Within the dynamic you can see a multidimensional problem. The Kurds are fighting short-term against ISIS and Bashir Assad in Syria; however, in the larger Kurdish goal they are also attempting to establish their own independent state, Kurdistan.

Erdogan opposes Assad, but Erdogan more strongly opposes the Kurds and any Kurdistan formation efforts because it would destroy his goal of establishing the new Ottoman empire he dreams of leading.

President Trump wants ISIS defeated.  Additionally, long as ISIS is still around, Assad is safe and can work on killing his political opposition under the guise of fighting ISIS.

Unfortunately for the goal of destroying ISIS, Bashir Assad uses “fighting ISIS” as a foil/ruse. In actuality there’s no motive for Assad to fight ISIS, it’s against his current interests to do so.

SYRIA – President Donald Trump has approved arming Kurdish forces in Syria in the fight to reclaim territory from Islamic State, a decision made over strong objections from Turkey, according to the Pentagon.

U.S. military officials have argued that Kurdish forces are needed in the effort to retake Raqqa, the self-declared capital of Islamic State. But officials in Turkey, a U.S. ally and NATO member, maintain the Kurdish fighters are linked to militants in their country that the U.S. classifies as terrorists. (read more)

The Associated Press adds this report: […] The decision is meant to accelerate the Raqqa operation, but it clashes with the Turkish government’s view that the Syrian Kurdish group known as the YPG is an extension of Kurdish terrorist organization that operates in Turkey.

The U.S. sees the Kurds as its most effective battlefield partner against IS in northern and eastern Syria.

After lengthy deliberations, the administration approved plans to provide additional weaponry to the Kurds. A full list wasn’t immediately available, but officials had indicated in recent days that 120mm mortars, machines guns, ammunition and light armored vehicles were possibilities. They said the U.S. would not provide artillery or surface-to-air missiles.

The U.S. officials who disclosed the Trump administration decision weren’t authorized to publicly discuss the matter and demanded anonymity. They described no firm timeline, with the American intention to provide the new weapons to the Syrian Kurds as soon as possible.

A congressional aide said officials informed relevant members of Congress of the decision on Monday evening.

Senior U.S. officials including Gen.
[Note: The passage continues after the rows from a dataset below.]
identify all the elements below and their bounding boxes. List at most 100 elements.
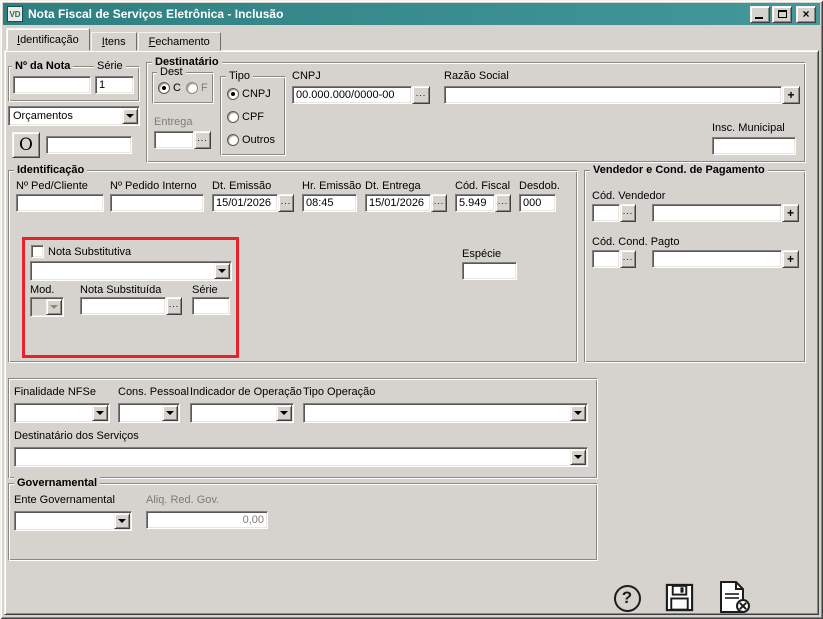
radio-dest-f-label: F bbox=[201, 82, 208, 94]
destinatario-servicos-dropdown-button[interactable] bbox=[570, 449, 586, 465]
cod-cond-pagto-field[interactable] bbox=[592, 250, 620, 268]
desdob-field[interactable]: 000 bbox=[519, 194, 556, 212]
nota-substituida-field[interactable] bbox=[80, 297, 166, 315]
window-title: Nota Fiscal de Serviços Eletrônica - Inc… bbox=[28, 7, 748, 21]
cod-fiscal-field[interactable]: 5.949 bbox=[455, 194, 495, 212]
ente-governamental-dropdown-button[interactable] bbox=[114, 513, 130, 529]
especie-field[interactable] bbox=[462, 262, 517, 280]
cons-pessoal-select[interactable] bbox=[118, 403, 180, 423]
orcamentos-select[interactable]: Orçamentos bbox=[8, 106, 140, 126]
indicador-operacao-dropdown-button[interactable] bbox=[276, 405, 292, 421]
document-action-button[interactable] bbox=[713, 579, 753, 615]
radio-dest-c[interactable] bbox=[158, 82, 170, 94]
nota-substitutiva-select[interactable] bbox=[30, 261, 232, 281]
entrega-label: Entrega bbox=[154, 116, 193, 128]
mod-dropdown-button[interactable] bbox=[46, 299, 62, 315]
ped-cliente-field[interactable] bbox=[16, 194, 104, 212]
insc-municipal-label: Insc. Municipal bbox=[712, 122, 785, 134]
cnpj-browse-button[interactable]: ... bbox=[412, 86, 430, 104]
tipo-operacao-select[interactable] bbox=[303, 403, 588, 423]
nota-substitutiva-checkbox[interactable] bbox=[31, 245, 44, 258]
window: VD Nota Fiscal de Serviços Eletrônica - … bbox=[0, 0, 823, 619]
chevron-down-icon bbox=[50, 305, 58, 309]
tab-fechamento[interactable]: Fechamento bbox=[138, 32, 221, 51]
tab-identificacao[interactable]: Identificação bbox=[6, 28, 90, 51]
pedido-interno-field[interactable] bbox=[110, 194, 204, 212]
insc-municipal-field[interactable] bbox=[712, 137, 796, 155]
dest-label: Dest bbox=[157, 66, 186, 78]
chevron-down-icon bbox=[280, 411, 288, 415]
orcamentos-dropdown-button[interactable] bbox=[122, 108, 138, 124]
tipo-operacao-dropdown-button[interactable] bbox=[570, 405, 586, 421]
aliq-red-gov-field[interactable]: 0,00 bbox=[146, 511, 268, 529]
cod-fiscal-browse-button[interactable]: ... bbox=[495, 194, 511, 212]
cond-pagto-browse-button[interactable]: ... bbox=[620, 250, 636, 268]
orcamento-code-field[interactable] bbox=[46, 136, 132, 154]
cod-vendedor-field[interactable] bbox=[592, 204, 620, 222]
titlebar: VD Nota Fiscal de Serviços Eletrônica - … bbox=[3, 3, 820, 25]
app-icon: VD bbox=[7, 6, 23, 22]
serie-substituida-field[interactable] bbox=[192, 297, 230, 315]
indicador-operacao-label: Indicador de Operação bbox=[190, 386, 302, 398]
razao-social-field[interactable] bbox=[444, 86, 782, 104]
radio-dest-c-label: C bbox=[173, 82, 181, 94]
dt-entrega-browse-button[interactable]: ... bbox=[431, 194, 447, 212]
save-floppy-icon bbox=[664, 582, 695, 613]
numero-nota-group-label: Nº da Nota bbox=[12, 60, 73, 72]
radio-tipo-cpf[interactable] bbox=[227, 111, 239, 123]
chevron-down-icon bbox=[118, 519, 126, 523]
cond-pagto-name-field[interactable] bbox=[652, 250, 782, 268]
cond-pagto-add-button[interactable]: + bbox=[782, 250, 799, 268]
chevron-down-icon bbox=[96, 411, 104, 415]
dt-emissao-field[interactable]: 15/01/2026 bbox=[212, 194, 278, 212]
cod-cond-pagto-label: Cód. Cond. Pagto bbox=[592, 236, 679, 248]
save-button[interactable] bbox=[663, 581, 696, 614]
chevron-down-icon bbox=[218, 269, 226, 273]
maximize-icon bbox=[778, 10, 787, 18]
close-button[interactable]: × bbox=[796, 6, 816, 23]
minimize-button[interactable] bbox=[750, 6, 770, 23]
ente-governamental-label: Ente Governamental bbox=[14, 494, 115, 506]
help-icon: ? bbox=[614, 585, 641, 612]
document-action-icon bbox=[714, 580, 752, 614]
desdob-label: Desdob. bbox=[519, 180, 560, 192]
entrega-browse-button[interactable]: ... bbox=[194, 131, 211, 149]
tipo-operacao-label: Tipo Operação bbox=[303, 386, 375, 398]
radio-dest-f[interactable] bbox=[186, 82, 198, 94]
serie-label: Série bbox=[94, 60, 126, 72]
orcamento-o-button[interactable]: O bbox=[12, 132, 40, 158]
serie-field[interactable]: 1 bbox=[95, 76, 134, 94]
finalidade-nfse-select[interactable] bbox=[14, 403, 110, 423]
mod-select[interactable] bbox=[30, 297, 64, 317]
radio-tipo-cnpj[interactable] bbox=[227, 88, 239, 100]
dt-emissao-browse-button[interactable]: ... bbox=[278, 194, 294, 212]
ente-governamental-select[interactable] bbox=[14, 511, 132, 531]
entrega-field[interactable] bbox=[154, 131, 194, 149]
hr-emissao-field[interactable]: 08:45 bbox=[302, 194, 357, 212]
destinatario-servicos-select[interactable] bbox=[14, 447, 588, 467]
nota-substituida-browse-button[interactable]: ... bbox=[166, 297, 182, 315]
dt-entrega-field[interactable]: 15/01/2026 bbox=[365, 194, 431, 212]
window-controls: × bbox=[748, 6, 816, 23]
radio-tipo-cnpj-label: CNPJ bbox=[242, 88, 271, 100]
razao-social-add-button[interactable]: + bbox=[782, 86, 800, 104]
help-button[interactable]: ? bbox=[611, 582, 643, 614]
nota-substitutiva-dropdown-button[interactable] bbox=[214, 263, 230, 279]
radio-tipo-cpf-label: CPF bbox=[242, 111, 264, 123]
finalidade-nfse-dropdown-button[interactable] bbox=[92, 405, 108, 421]
tipo-label: Tipo bbox=[226, 70, 253, 82]
vendedor-name-field[interactable] bbox=[652, 204, 782, 222]
indicador-operacao-select[interactable] bbox=[190, 403, 294, 423]
tab-itens[interactable]: Itens bbox=[91, 32, 137, 51]
numero-nota-field[interactable] bbox=[13, 76, 91, 94]
cnpj-field[interactable]: 00.000.000/0000-00 bbox=[292, 86, 412, 104]
maximize-button[interactable] bbox=[772, 6, 792, 23]
vendedor-add-button[interactable]: + bbox=[782, 204, 799, 222]
vendedor-group-label: Vendedor e Cond. de Pagamento bbox=[590, 164, 768, 176]
radio-tipo-outros[interactable] bbox=[227, 134, 239, 146]
cod-vendedor-browse-button[interactable]: ... bbox=[620, 204, 636, 222]
governamental-group-label: Governamental bbox=[14, 477, 100, 489]
finalidade-nfse-label: Finalidade NFSe bbox=[14, 386, 96, 398]
hr-emissao-label: Hr. Emissão bbox=[302, 180, 361, 192]
cons-pessoal-dropdown-button[interactable] bbox=[162, 405, 178, 421]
Joseph Dunford, chairman of the Joint Chiefs of Staff, have met repeatedly with Turkish officials to try to work out an arrangement for the Raqqa assault that would be acceptable to Ankara. The Turks have insisted that the Syrian Kurds be excluded from that operation, but U.S. officials insisted there was no real alternative.

Turkish President Recep Tayyip Erdogan is to visit President Donald Trump in Washington next week. An Erdogan adviser, Ibrahim Kalin, met on Tuesday with Thomas Shannon, the State Department No. 2 official.
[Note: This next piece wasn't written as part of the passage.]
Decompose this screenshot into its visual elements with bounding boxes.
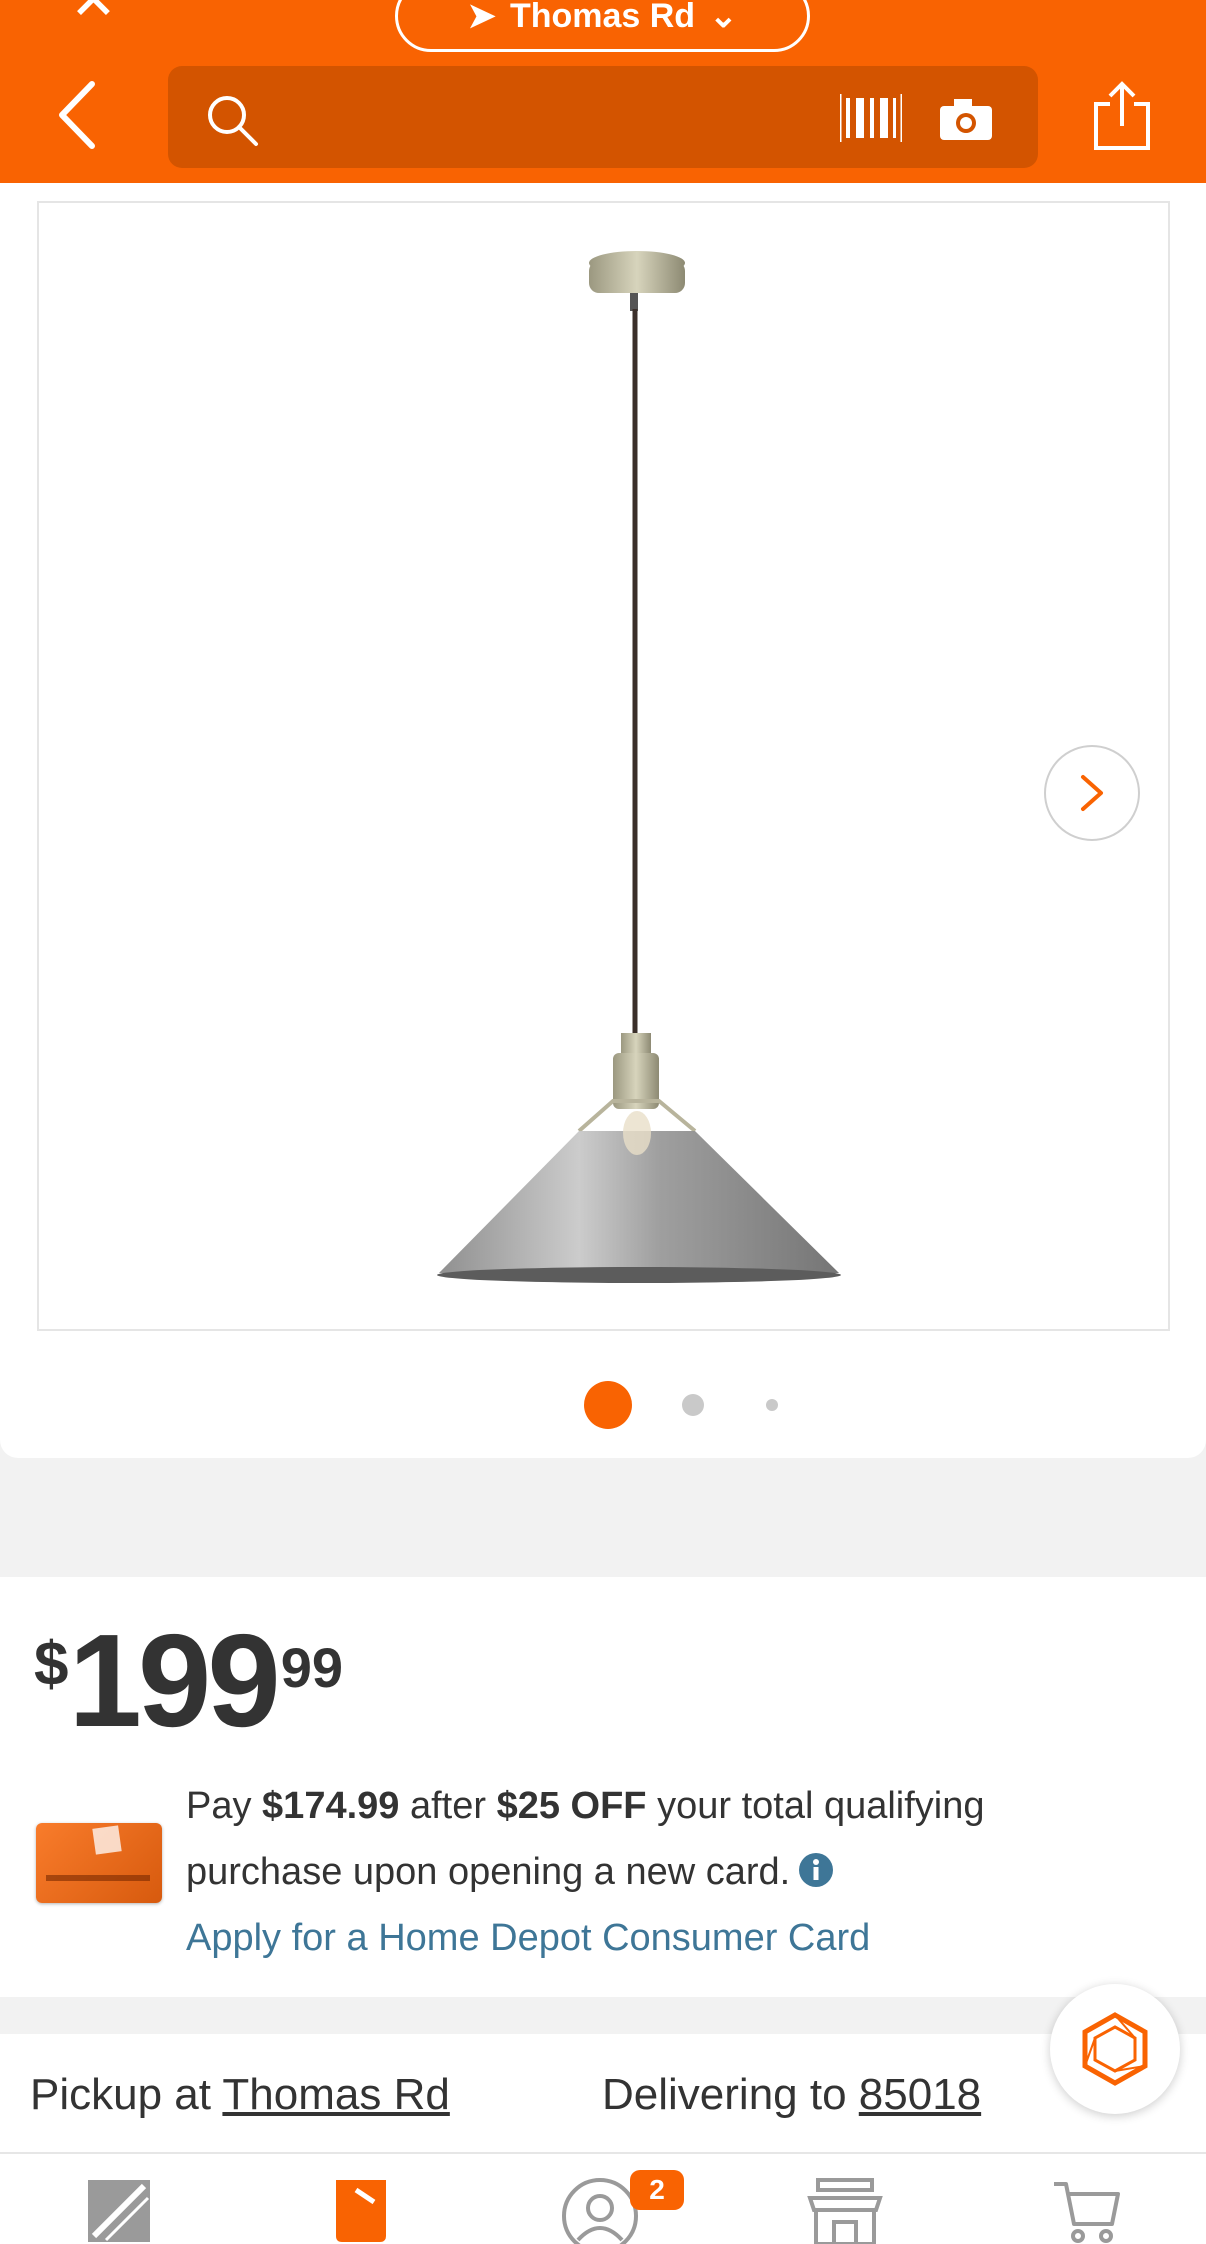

And in Denmark earlier Tuesday, Defense Secretary Jim Mattis said he had useful discussions with Turkey and described the two countries as working out differences over a U.S. alliance with Syrian Kurds in fighting Islamic State militants.

“That’s not to say we all walk into the room with exactly the same appreciation of the problem or the path forward,” Mattis told reporters after meeting with officials from more than a dozen nations also fighting IS. Basat Ozturk, a senior Turkish defense official, participated.